Which Great Young Featherweight Is the Top Dog?

For an entire generation of MMA, featherweight belonged to Jose Aldo. When McGregor came along and went through him like he was a wet napkin, things became a little unstable. McGregor refused to defend the belt, went to lightweight, went to boxing, then went on to fight a bus, and the 145-pound class was kind of never the same.
Enter Max Holloway.
The Hawaiian just kept winning and eventually got his chance at Aldo, who had regained the title in McGregor's absence. He beat him once, then beat him again for good measure.
While Holloway did that, Brian Ortega was blistering his way through the ranks with a series of increasingly impressive finishes. He stopped Frankie Edgar in his last fight to cement himself as one of the two best 145ers alive and as the next challenger for Holloway’s belt.
Both men were born in 1991, placing them both at the beginning of their respective primes, and they’ve already come this far. This feels like a guaranteed barnburner, and it's one that may set up another meeting or two down the line in MMA’s next great competitive rivalry.
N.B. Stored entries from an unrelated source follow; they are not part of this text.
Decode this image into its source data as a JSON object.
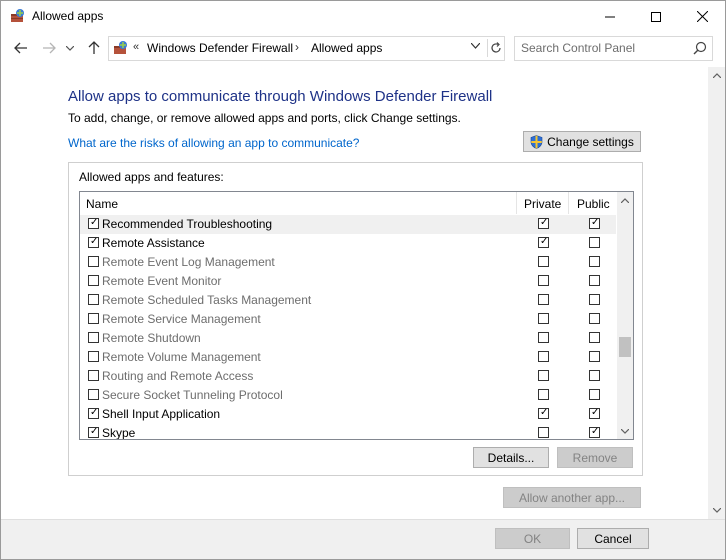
{
  "window": {
    "title": "Allowed apps",
    "minimize_icon": "minimize-icon",
    "maximize_icon": "maximize-icon",
    "close_icon": "close-icon"
  },
  "addressbar": {
    "overflow_chevron": "«",
    "crumbs": [
      "Windows Defender Firewall",
      "Allowed apps"
    ],
    "separator": "›"
  },
  "search": {
    "placeholder": "Search Control Panel"
  },
  "main": {
    "heading": "Allow apps to communicate through Windows Defender Firewall",
    "subtext": "To add, change, or remove allowed apps and ports, click Change settings.",
    "risk_link": "What are the risks of allowing an app to communicate?",
    "change_settings": "Change settings"
  },
  "group": {
    "label": "Allowed apps and features:",
    "columns": {
      "name": "Name",
      "private": "Private",
      "public": "Public"
    },
    "rows": [
      {
        "name": "Recommended Troubleshooting",
        "enabled": true,
        "private": true,
        "public": true,
        "selected": true
      },
      {
        "name": "Remote Assistance",
        "enabled": true,
        "private": true,
        "public": false,
        "selected": false
      },
      {
        "name": "Remote Event Log Management",
        "enabled": false,
        "private": false,
        "public": false,
        "selected": false
      },
      {
        "name": "Remote Event Monitor",
        "enabled": false,
        "private": false,
        "public": false,
        "selected": false
      },
      {
        "name": "Remote Scheduled Tasks Management",
        "enabled": false,
        "private": false,
        "public": false,
        "selected": false
      },
      {
        "name": "Remote Service Management",
        "enabled": false,
        "private": false,
        "public": false,
        "selected": false
      },
      {
        "name": "Remote Shutdown",
        "enabled": false,
        "private": false,
        "public": false,
        "selected": false
      },
      {
        "name": "Remote Volume Management",
        "enabled": false,
        "private": false,
        "public": false,
        "selected": false
      },
      {
        "name": "Routing and Remote Access",
        "enabled": false,
        "private": false,
        "public": false,
        "selected": false
      },
      {
        "name": "Secure Socket Tunneling Protocol",
        "enabled": false,
        "private": false,
        "public": false,
        "selected": false
      },
      {
        "name": "Shell Input Application",
        "enabled": true,
        "private": true,
        "public": true,
        "selected": false
      },
      {
        "name": "Skype",
        "enabled": true,
        "private": false,
        "public": true,
        "selected": false
      }
    ],
    "details": "Details...",
    "remove": "Remove"
  },
  "allow_another": "Allow another app...",
  "footer": {
    "ok": "OK",
    "cancel": "Cancel"
  },
  "colors": {
    "heading": "#1e3287",
    "link": "#0066cc",
    "disabled_text": "#838383"
  }
}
DC or Stipe: Who Enters the GOAT Conversation?

Following his UFC 220 win, Miocic began to hear his name in conversations about being the best heavyweight of all time—of course, no one has defended that belt more times in a row than Miocic, and the way his dispatched Ngannou was so impressive that no one would dare question his combat expertise.
Cormier has always been on the fringes of such a discussion, largely because he’s never found a way to beat his greatest rival in Jon Jones. He was also impressive at UFC 220, drubbing Volkan Oezdemir and punching his ticket to a UFC 226 superfight.
Whoever comes out on top in this one has a real case as one of the greatest mixed martial artists ever to do it. Miocic is blazing a never-before-seen trail of destruction at the top of the heavyweight class, while Cormier could wake up on Sunday as one of only five men to hold titles in multiple weight classes—alongside legends like Georges St-Pierre, McGregor, Randy Couture and BJ Penn.
This one is worth so much more than 12 pounds of gold and a raised hand on a Saturday night.